Und was war es anders, da Adam wolte GOtt gleich werden als daß er etwas wolte, daß doch schlechterdings unmöglich ist? Es ist aber ausser Zweifel, daß Adam darinnen Freyheit bewiesen, sonst hätte er keine so erschreckliche Sünde begangen, die ihm und allen seinen Nachkommen zur Verdammniß zugerechnet werden können.
 
 
So kan man auch nach der Vollkommenheit in der Heiligung streben, ob sie gleich in dieser Welt unmöglich zuerreichen ist. u.s.f.
Friedrich Wagners Versuch von der Freyheit des Willens …
  In der heiligen Schrifft finden wir gleichfalls eine gedoppelte Unmöglichkeit. Eine ist eine unbedingte: die andere begreifft in sich gewisses Ziel und Maaß. Die unbedingte hält einen wahren Wiederspruch in sich, z.E. es ist unmöglich, daß der Mensch des HErrn Hand entfliehen möge, Weißh.

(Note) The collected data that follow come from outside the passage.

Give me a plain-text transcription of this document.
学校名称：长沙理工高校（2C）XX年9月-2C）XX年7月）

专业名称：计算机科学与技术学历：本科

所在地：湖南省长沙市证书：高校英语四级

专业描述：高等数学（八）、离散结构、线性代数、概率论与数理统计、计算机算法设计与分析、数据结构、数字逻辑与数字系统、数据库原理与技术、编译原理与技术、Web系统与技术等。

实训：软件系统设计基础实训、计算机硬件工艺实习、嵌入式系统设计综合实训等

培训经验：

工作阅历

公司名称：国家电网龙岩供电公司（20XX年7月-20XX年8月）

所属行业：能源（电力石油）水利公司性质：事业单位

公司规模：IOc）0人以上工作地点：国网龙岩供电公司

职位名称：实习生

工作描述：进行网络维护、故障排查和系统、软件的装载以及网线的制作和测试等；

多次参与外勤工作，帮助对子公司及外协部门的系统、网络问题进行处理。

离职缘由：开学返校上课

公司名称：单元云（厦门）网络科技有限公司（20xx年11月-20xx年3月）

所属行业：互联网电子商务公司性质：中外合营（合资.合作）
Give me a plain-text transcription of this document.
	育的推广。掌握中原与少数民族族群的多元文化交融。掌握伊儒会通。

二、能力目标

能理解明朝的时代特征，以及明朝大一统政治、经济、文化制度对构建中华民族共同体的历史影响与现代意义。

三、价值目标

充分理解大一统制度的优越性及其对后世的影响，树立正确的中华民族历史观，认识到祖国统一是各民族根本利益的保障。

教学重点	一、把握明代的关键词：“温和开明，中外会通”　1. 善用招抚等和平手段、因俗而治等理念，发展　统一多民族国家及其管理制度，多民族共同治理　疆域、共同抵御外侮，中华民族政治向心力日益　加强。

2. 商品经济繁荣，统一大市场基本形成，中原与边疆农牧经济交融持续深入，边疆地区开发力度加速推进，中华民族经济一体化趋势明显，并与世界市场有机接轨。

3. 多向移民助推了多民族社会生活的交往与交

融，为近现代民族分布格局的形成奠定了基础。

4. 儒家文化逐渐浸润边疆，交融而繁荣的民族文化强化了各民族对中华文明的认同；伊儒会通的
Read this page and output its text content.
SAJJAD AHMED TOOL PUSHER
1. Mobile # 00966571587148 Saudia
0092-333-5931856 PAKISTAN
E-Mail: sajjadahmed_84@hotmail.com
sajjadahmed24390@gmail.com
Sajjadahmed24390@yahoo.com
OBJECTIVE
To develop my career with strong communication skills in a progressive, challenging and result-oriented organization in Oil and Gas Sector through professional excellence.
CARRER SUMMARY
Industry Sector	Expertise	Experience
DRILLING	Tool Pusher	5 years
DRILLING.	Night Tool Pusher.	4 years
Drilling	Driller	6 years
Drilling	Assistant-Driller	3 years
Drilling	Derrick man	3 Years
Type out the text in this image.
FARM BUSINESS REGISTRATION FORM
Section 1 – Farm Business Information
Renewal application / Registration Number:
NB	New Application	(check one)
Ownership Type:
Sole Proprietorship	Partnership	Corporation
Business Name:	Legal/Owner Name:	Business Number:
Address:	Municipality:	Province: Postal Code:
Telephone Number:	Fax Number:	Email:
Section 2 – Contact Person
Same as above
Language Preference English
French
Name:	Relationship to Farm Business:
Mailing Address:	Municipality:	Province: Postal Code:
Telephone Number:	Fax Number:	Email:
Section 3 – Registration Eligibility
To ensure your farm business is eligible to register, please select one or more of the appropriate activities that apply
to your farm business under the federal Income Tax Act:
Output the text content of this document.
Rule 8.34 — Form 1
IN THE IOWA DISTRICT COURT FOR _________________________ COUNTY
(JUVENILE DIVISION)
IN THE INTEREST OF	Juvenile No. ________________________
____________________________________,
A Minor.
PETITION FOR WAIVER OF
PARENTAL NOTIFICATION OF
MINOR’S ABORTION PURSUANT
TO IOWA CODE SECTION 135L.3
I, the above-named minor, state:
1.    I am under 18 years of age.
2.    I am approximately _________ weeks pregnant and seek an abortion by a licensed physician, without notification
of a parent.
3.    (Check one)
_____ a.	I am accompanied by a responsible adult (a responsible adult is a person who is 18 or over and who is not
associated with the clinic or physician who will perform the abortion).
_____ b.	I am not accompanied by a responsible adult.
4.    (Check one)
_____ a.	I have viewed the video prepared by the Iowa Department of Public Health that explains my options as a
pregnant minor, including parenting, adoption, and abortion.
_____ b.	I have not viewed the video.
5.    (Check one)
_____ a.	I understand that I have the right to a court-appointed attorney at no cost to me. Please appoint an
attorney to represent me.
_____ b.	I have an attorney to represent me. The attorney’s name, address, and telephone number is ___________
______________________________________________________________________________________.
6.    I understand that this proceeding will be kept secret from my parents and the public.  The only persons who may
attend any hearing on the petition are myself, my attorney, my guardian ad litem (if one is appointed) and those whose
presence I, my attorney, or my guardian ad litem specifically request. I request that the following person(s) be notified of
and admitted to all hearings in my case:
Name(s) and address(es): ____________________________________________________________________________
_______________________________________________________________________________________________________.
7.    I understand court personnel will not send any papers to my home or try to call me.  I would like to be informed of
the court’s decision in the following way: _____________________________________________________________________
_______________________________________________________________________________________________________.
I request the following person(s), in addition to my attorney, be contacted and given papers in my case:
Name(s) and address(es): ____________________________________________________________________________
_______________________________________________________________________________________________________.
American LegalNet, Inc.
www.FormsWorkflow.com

XVII, 15.
  Es ist unmöglich daß GOtt lüge.  
  Die bedingte aber ist diese, daß zwar die Ursache wohl so viel Kräffte gehabt hätte, als eine gewisse Würckung erfordert: allein dieses Vermögen ist durch etwas darzwischen gekommenes so geschwächt worden, daß bereits die Würckung nicht mehr daraus erfolgen kan, als z.E. Wenn der Mensch in dem Stande der Vollkommenheit verblieben wäre, so hätte er wohl können durch das Gesetze ewig gerecht und seelig werden. Nachdem aber das Gesetz durch das sündliche Fleisch geschwächet war, so ist nunmehro dem Gesetz unmöglich, das geistliche Leben zu geben, wie Paulus lehret Röm. 8, 3. und der Artickel Unmöglich (dem Gesetz) mit mehrern besaget; Also ist es auch nach dem Sünden-Fall unmöglich, daß ein Mensch aus seinen eigenen Kräfften seelig werde, wie CHristus auch zu seinen Jüngern sagt: Bey den Menschen ists unmöglich, aber bey GOtt sind alle Dinge möglich, Matth. 19, 26.
  von einer solchen bedingten Unmöglichkeit redet Paulus Ebr. XI, 6.
  Ohne Glauben ists unmöglich GOtt zugefallen.  
  Sihe übrigens auch den Artickel: Unmöglichkeit.